UA ready to start deferred maintenance projects
The remnants of a water fountain on the second floor of the Mines and Metallurgy building on Thursday, Dec. 1, 2016. The Mines and Metallurgy building has an estimated $7 million in deferred maintenance.
The UA is poised to begin part of its infrastructure improvements in deferred maintenance pending approval by the Arizona Board of Regents. At the top of the list is the Veterinary Science and Microbiology building also referred to as “Building 90,” according to the administration.
The 59,914 square foot building maintenance project is just one part of the UA’s $350 million capital development plan for 2018 fiscal year.
The renovations on the more than 50-year-old building are scheduled to cost a total of $18 million and will be completed through a design-build process. According to UA plans, this will allow the university to have early cost control over construction, save time by fast-tracking the project scheduling and still allow for the selection of the most qualified architect-contractor team for this project.
The School of Animal & Comparative Biomedical Sciences operates in the building, using its labs, classrooms and offices.
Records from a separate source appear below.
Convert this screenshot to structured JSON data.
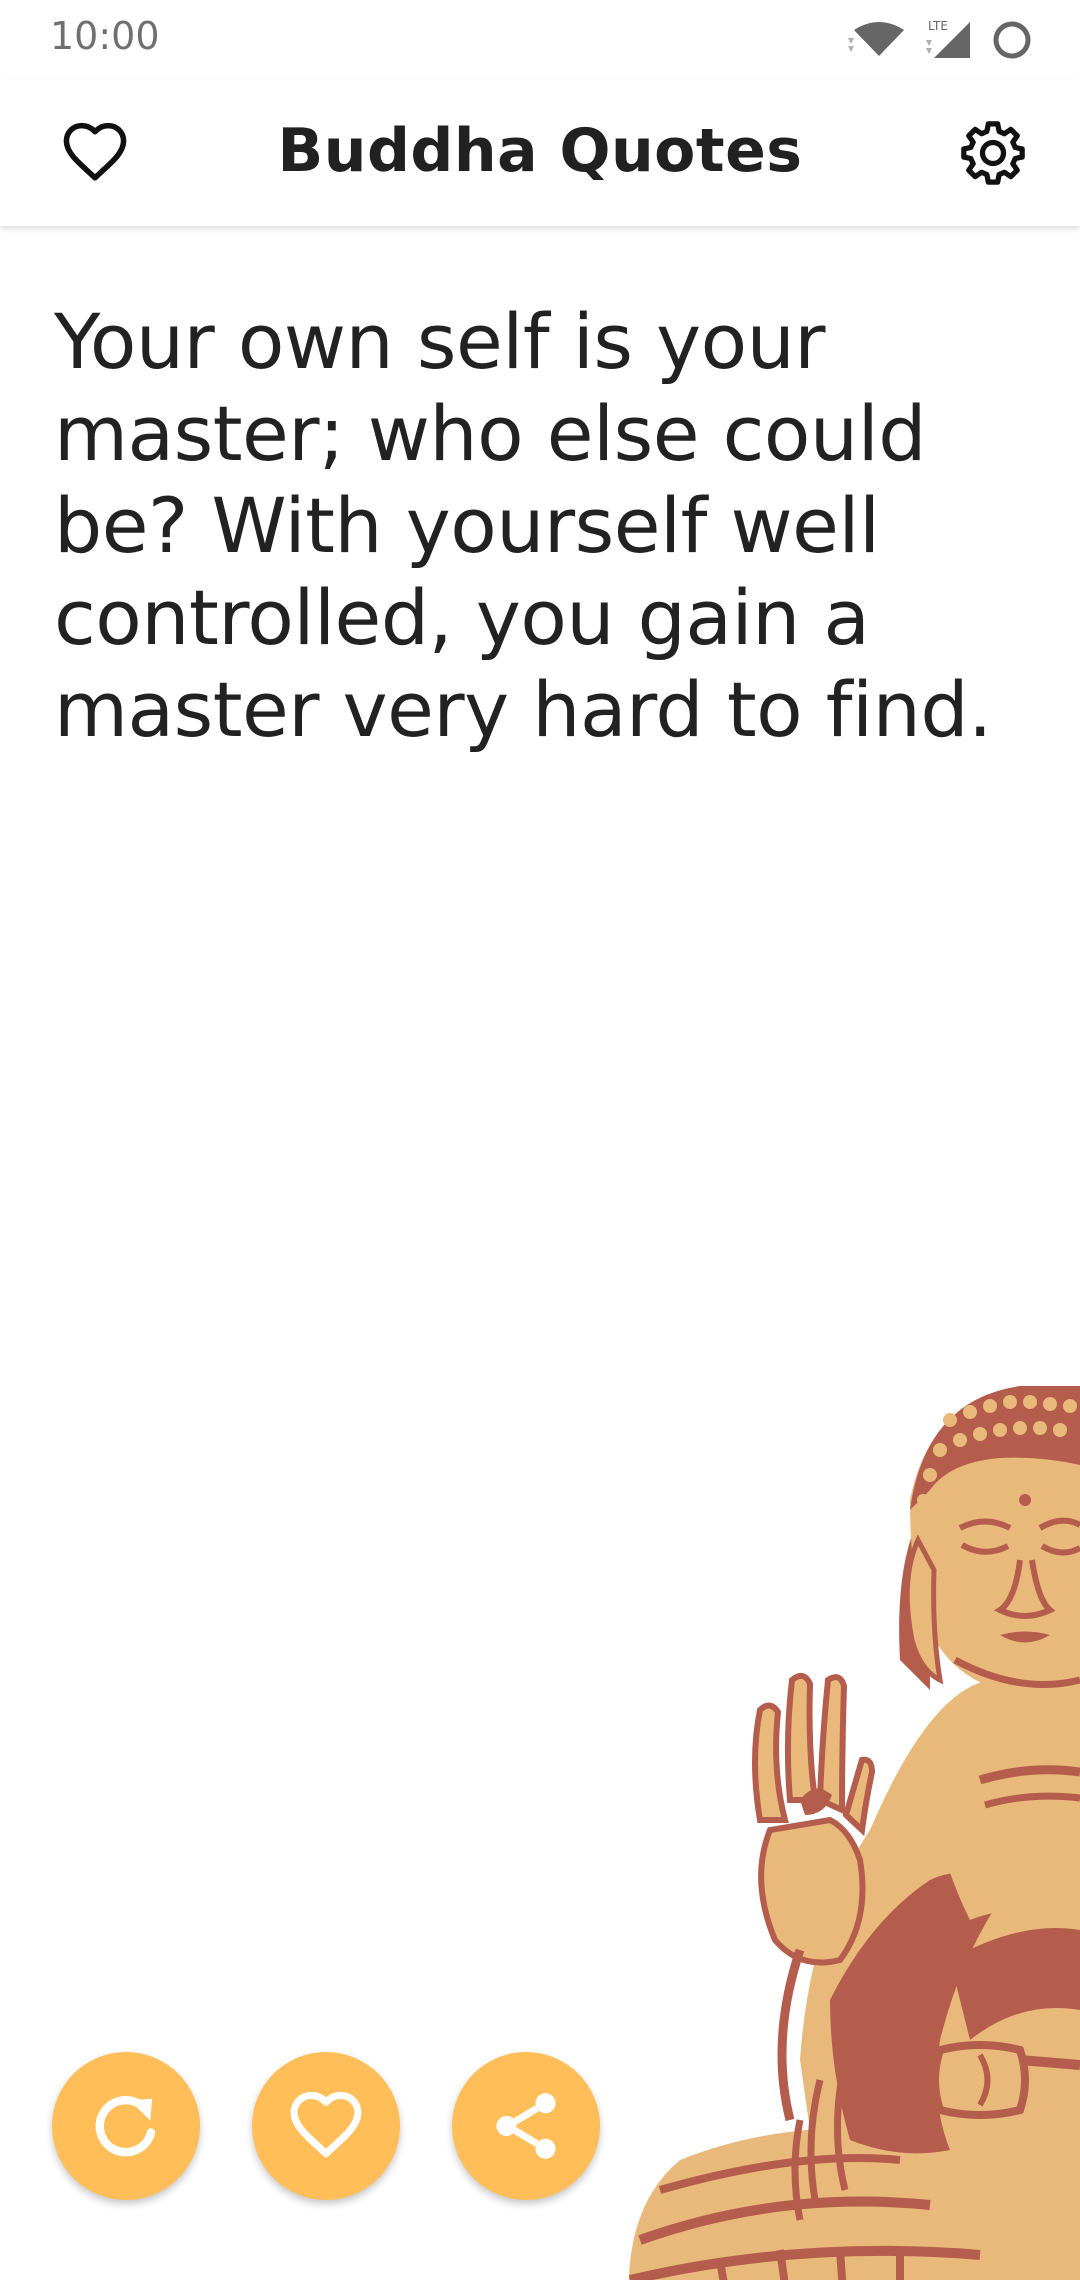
{
  "status_bar": {
    "time": "10:00",
    "network": "LTE",
    "icons": [
      "wifi-icon",
      "cell-signal-icon",
      "battery-icon"
    ]
  },
  "app_bar": {
    "title": "Buddha Quotes",
    "left_icon": "heart-outline-icon",
    "right_icon": "gear-icon"
  },
  "quote": {
    "text": "Your own self is your master; who else could be? With yourself well controlled, you gain a master very hard to find."
  },
  "actions": [
    {
      "name": "refresh",
      "icon": "refresh-icon"
    },
    {
      "name": "favorite",
      "icon": "heart-outline-icon"
    },
    {
      "name": "share",
      "icon": "share-icon"
    }
  ],
  "colors": {
    "accent": "#ffbe57",
    "statue_light": "#e8b97a",
    "statue_dark": "#b55d4c",
    "text": "#222222"
  }
}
A survey found that the building needed improvements in HVAC systems, plumbing, water leakage and accumulation, including pipe insulation and making sure the building is up to the required safety codes.
Workers inside the building have cited health problems from the deteriorating conditions. Jennifer Roxas, a UA graduate student and research specialist, said she faced health problems working in the building seven years ago. “In 2010, when I went back within the first two weeks I experienced an asthma attack in the building,” she said.
Roxas believed her asthma conditions, which were not usually a problem — became exacerbated while working inside Building 90. She described one instance while working in the lab.
“My throat was so itchy that I would scratch it, it was so itchy,” she said, “I was having some problems breathing, I had congestion...”
She said these problems led her to have an asthma attack multiple times in her lab.
Roxas later relocated to a different lab but still had to occasionally travel to the building.
Roxas said if the UA fixes the HVAC system and plumbing issues, she would return to the building from the BIO5 Keating Bioresearch Building to which she relocated.
“I will give it a shot, that’s if they fixed everything properly,” she said.
The plan is for the UA to sell revenue bonds to finance the project in addition to funds from a new state bill signed in May.
This will be the first UA project to benefit from the new bonding approval, HB 2547.
The bill allows for sales tax from the three state universities to be matched by the state for use solely addressing maintenance deferments and development of the three state university’s infrastructure.
Half of the money paid on the bonds will be paid by State Appropriations tied to the new bonding program and half will be paid by UA matching the funds.
Gov. Doug Ducey signed the appropriations bill in May 2017 to help fund maintenance projects for all three of the state’s universities.
“Today will be remembered as one that paved the way for decades of breakthroughs at our universities,” he said at the bill signing in Phoenix. “One that opened the door for Arizona students to receive the highest-caliber university experience; and one that makes Arizona second to none in support of higher education.”
All of the employees in Building 90 have relocated for the remainder of the construction and have gone to the Life Sciences South building and the Biological Science West building. They will return after the scheduled completion in July 2018.